The drop, now at 11%, has reignited debate across financial circles about whether capital is rotating out of gold and into Bitcoin.

Analyst Darkfost challenged that viral narrative with a custom-built correlation model comparing gold and Bitcoin over time using their respective 180-day moving averages. The chart generates two key signals:

  • A positive signal when Bitcoin trades above its 180-day MA while gold falls below its own.
  • A negative signal when both assets trade below their 180-day MAs.

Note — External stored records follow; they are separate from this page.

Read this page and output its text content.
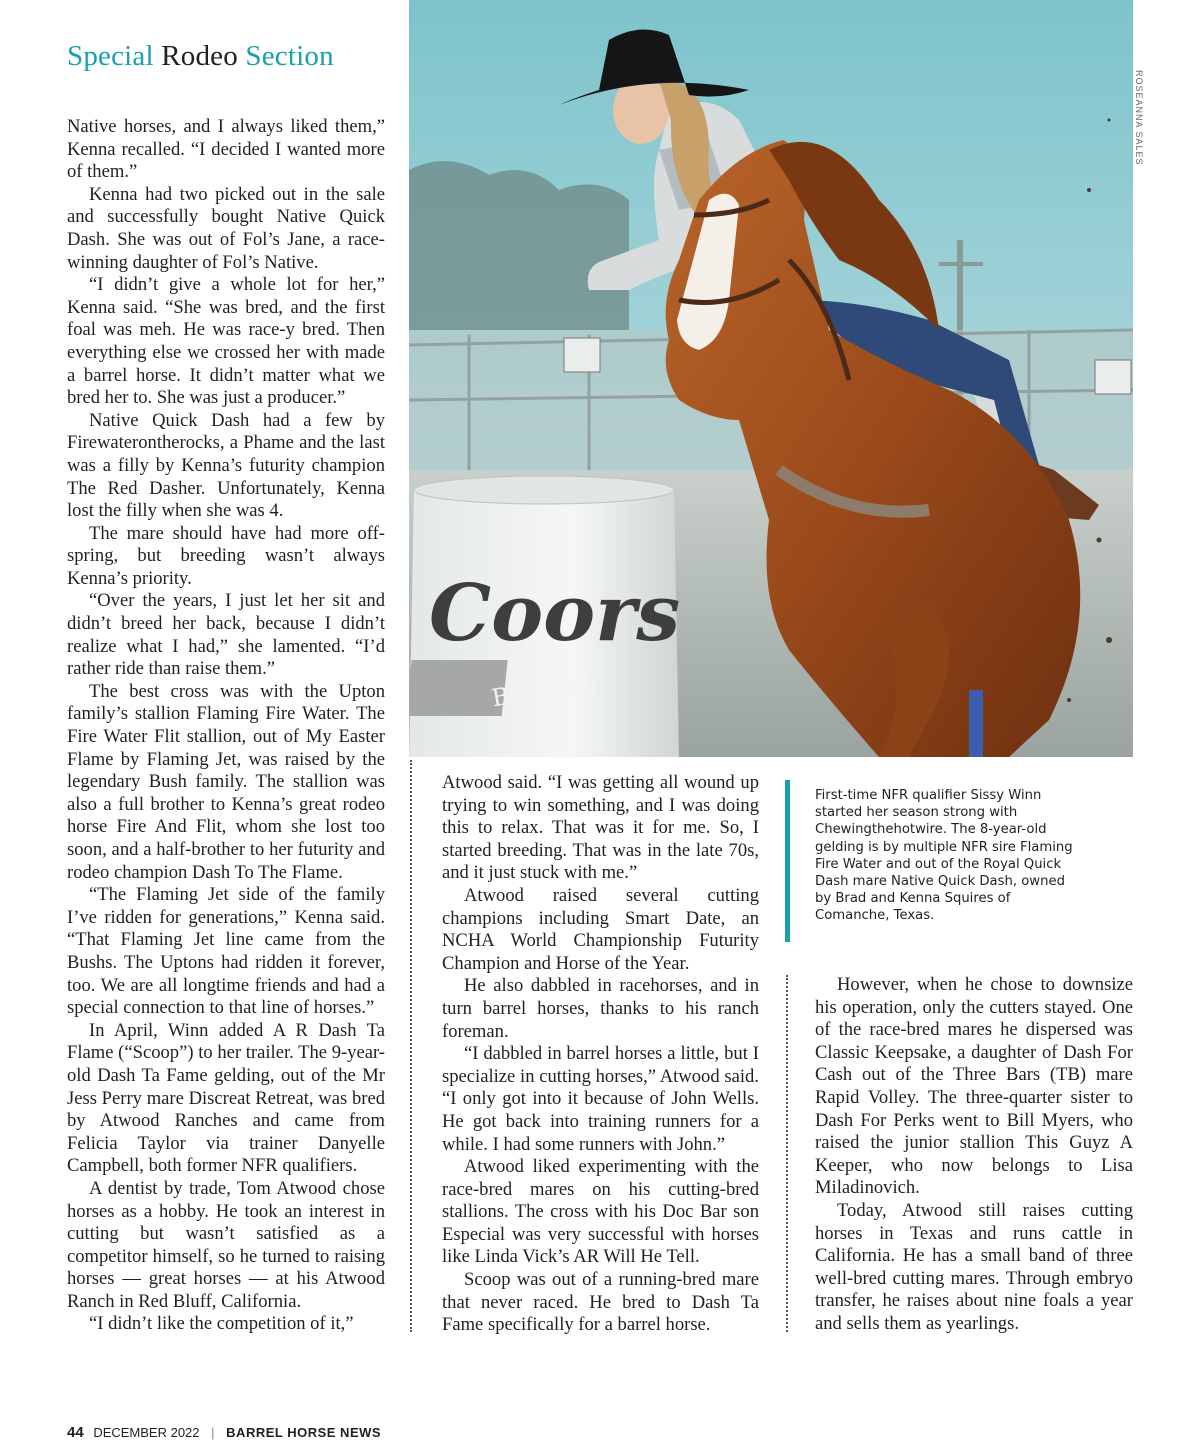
Special Rodeo Section

Native horses, and I always liked them,” Kenna recalled. “I decided I wanted more of them.”

Kenna had two picked out in the sale and successfully bought Native Quick Dash. She was out of Fol’s Jane, a race-winning daughter of Fol’s Native.

“I didn’t give a whole lot for her,” Kenna said. “She was bred, and the first foal was meh. He was race-y bred. Then everything else we crossed her with made a barrel horse. It didn’t matter what we bred her to. She was just a producer.”

Native Quick Dash had a few by Firewaterontherocks, a Phame and the last was a filly by Kenna’s futurity champion The Red Dasher. Unfortunately, Kenna lost the filly when she was 4.

The mare should have had more off-spring, but breeding wasn’t always Kenna’s priority.

“Over the years, I just let her sit and didn’t breed her back, because I didn’t realize what I had,” she lamented. “I’d rather ride than raise them.”

The best cross was with the Upton family’s stallion Flaming Fire Water. The Fire Water Flit stallion, out of My Easter Flame by Flaming Jet, was raised by the legendary Bush family. The stallion was also a full brother to Kenna’s great rodeo horse Fire And Flit, whom she lost too soon, and a half-brother to her futurity and rodeo champion Dash To The Flame.

“The Flaming Jet side of the family I’ve ridden for generations,” Kenna said. “That Flaming Jet line came from the Bushs. The Uptons had ridden it forever, too. We are all longtime friends and had a special connection to that line of horses.”

In April, Winn added A R Dash Ta Flame (“Scoop”) to her trailer. The 9-year-old Dash Ta Fame gelding, out of the Mr Jess Perry mare Discreat Retreat, was bred by Atwood Ranches and came from Felicia Taylor via trainer Danyelle Campbell, both former NFR qualifiers.

A dentist by trade, Tom Atwood chose horses as a hobby. He took an interest in cutting but wasn’t satisfied as a competitor himself, so he turned to raising horses — great horses — at his Atwood Ranch in Red Bluff, California.

“I didn’t like the competition of it,”

Coors
Banquet
ROSEANNA SALES

Atwood said. “I was getting all wound up trying to win something, and I was doing this to relax. That was it for me. So, I started breeding. That was in the late 70s, and it just stuck with me.”

Atwood raised several cutting champions including Smart Date, an NCHA World Championship Futurity Champion and Horse of the Year.

He also dabbled in racehorses, and in turn barrel horses, thanks to his ranch foreman.

“I dabbled in barrel horses a little, but I specialize in cutting horses,” Atwood said. “I only got into it because of John Wells. He got back into training runners for a while. I had some runners with John.”

Atwood liked experimenting with the race-bred mares on his cutting-bred stallions. The cross with his Doc Bar son Especial was very successful with horses like Linda Vick’s AR Will He Tell.

Scoop was out of a running-bred mare that never raced. He bred to Dash Ta Fame specifically for a barrel horse.

First-time NFR qualifier Sissy Winn started her season strong with Chewingthehotwire. The 8-year-old gelding is by multiple NFR sire Flaming Fire Water and out of the Royal Quick Dash mare Native Quick Dash, owned by Brad and Kenna Squires of Comanche, Texas.

However, when he chose to downsize his operation, only the cutters stayed. One of the race-bred mares he dispersed was Classic Keepsake, a daughter of Dash For Cash out of the Three Bars (TB) mare Rapid Volley. The three-quarter sister to Dash For Perks went to Bill Myers, who raised the junior stallion This Guyz A Keeper, who now belongs to Lisa Miladinovich.

Today, Atwood still raises cutting horses in Texas and runs cattle in California. He has a small band of three well-bred cutting mares. Through embryo transfer, he raises about nine foals a year and sells them as yearlings.

44 DECEMBER 2022 | BARREL HORSE NEWS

According to Darkfost, the data paints a far more nuanced picture. While the “gold-to-Bitcoin rotation” thesis has appeared at certain points, such as in 2012, late 2016, and 2020, it fails to hold consistently across market cycles. In contrast, periods like 2014–2015, late 2018, and 2022 showed no such structural relationship.

The findings suggest that gold and Bitcoin may diverge in shorter timeframes but remain largely independent macro hedges driven by separate investor bases. While speculative capital might shift between the two during volatility spikes, Darkfost argues that the notion of large-scale portfolio rotation from gold into Bitcoin remains unsubstantiated.

Ultimately, the analysis underscores a broader trend: Bitcoin’s strength need not depend on gold’s weakness. As traditional and digital assets evolve in parallel, the correlation between the two appears to be cyclical, not causal, a reminder that narratives often outpace data in today’s fast-moving markets.